Chestnut velouté

Chestnuts are made for chilly winter months, this soup recipe provided by The Vegetarian Society works especially well at dinner parties
By The Vegetarian Society
Chestnut velouté
  • Rating:
  • Serves: 6
  • Cook Time: 25 minutes
  • Prep Time: 20 minutes
  • Effort: easy



  • 500 g chestnuts, tinned or fresh
  • 50 ml extra virgin olive oil
  • 1 onions, peeled and finely chopped
  • 1 bay leaves
  • 1 tsp salt
  • 2 tsp ground black pepper
  • 5 sage leaves, fresh
  • 500 ml semi-skimmed milk
  • 500 ml water


1. If using fresh chestnuts, score a cross through the base and grill for 5-7 minutes. Set aside and when cool, remove skins.

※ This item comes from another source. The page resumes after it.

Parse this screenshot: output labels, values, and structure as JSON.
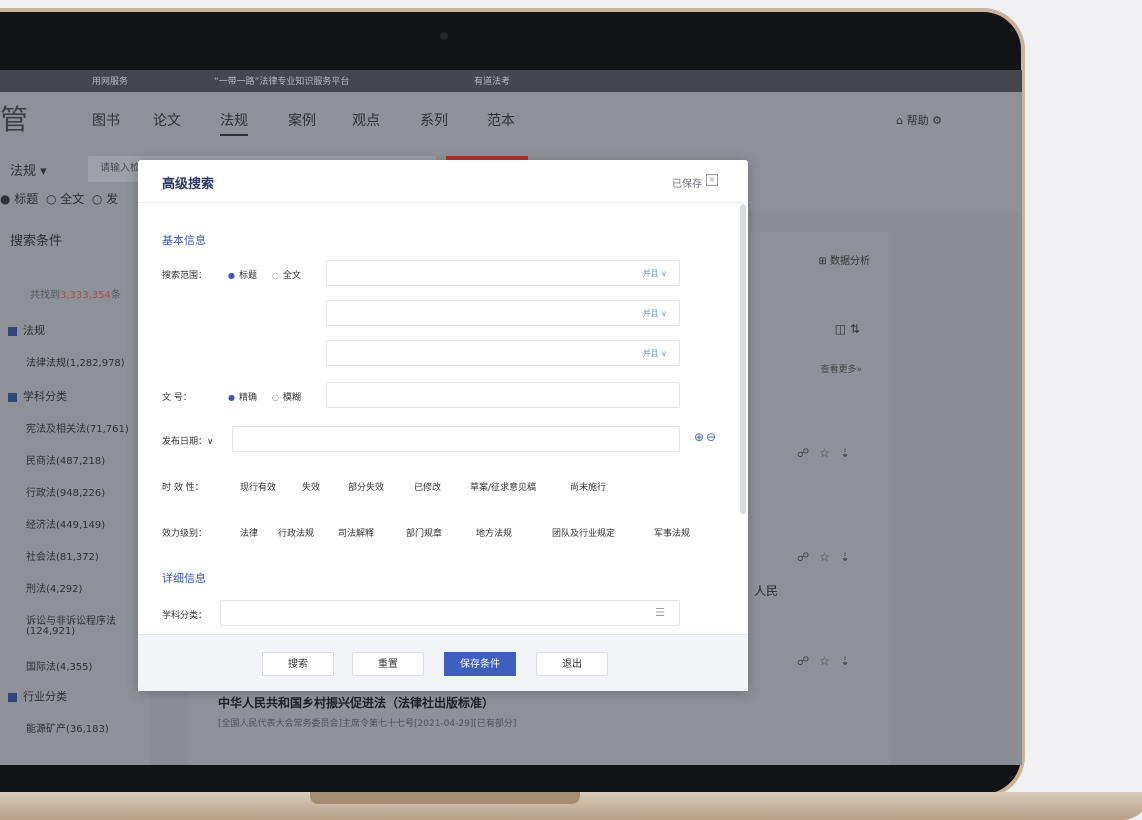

2. Heat the olive oil in a pan and add the bay leaf and onions. Sauté until lightly golden. Add the chestnuts (fresh or tinned), salt, pepper, sage and cook for a few minutes.

3. Add the milk and water and bring to the boil and simmer for 10 minutes. Empty the mixture into a liquidiser and blend until smooth.

4. Return mixture to the pan and add extra water to taste. Pour in less water if you prefer a thicker soup. Serve piping hot.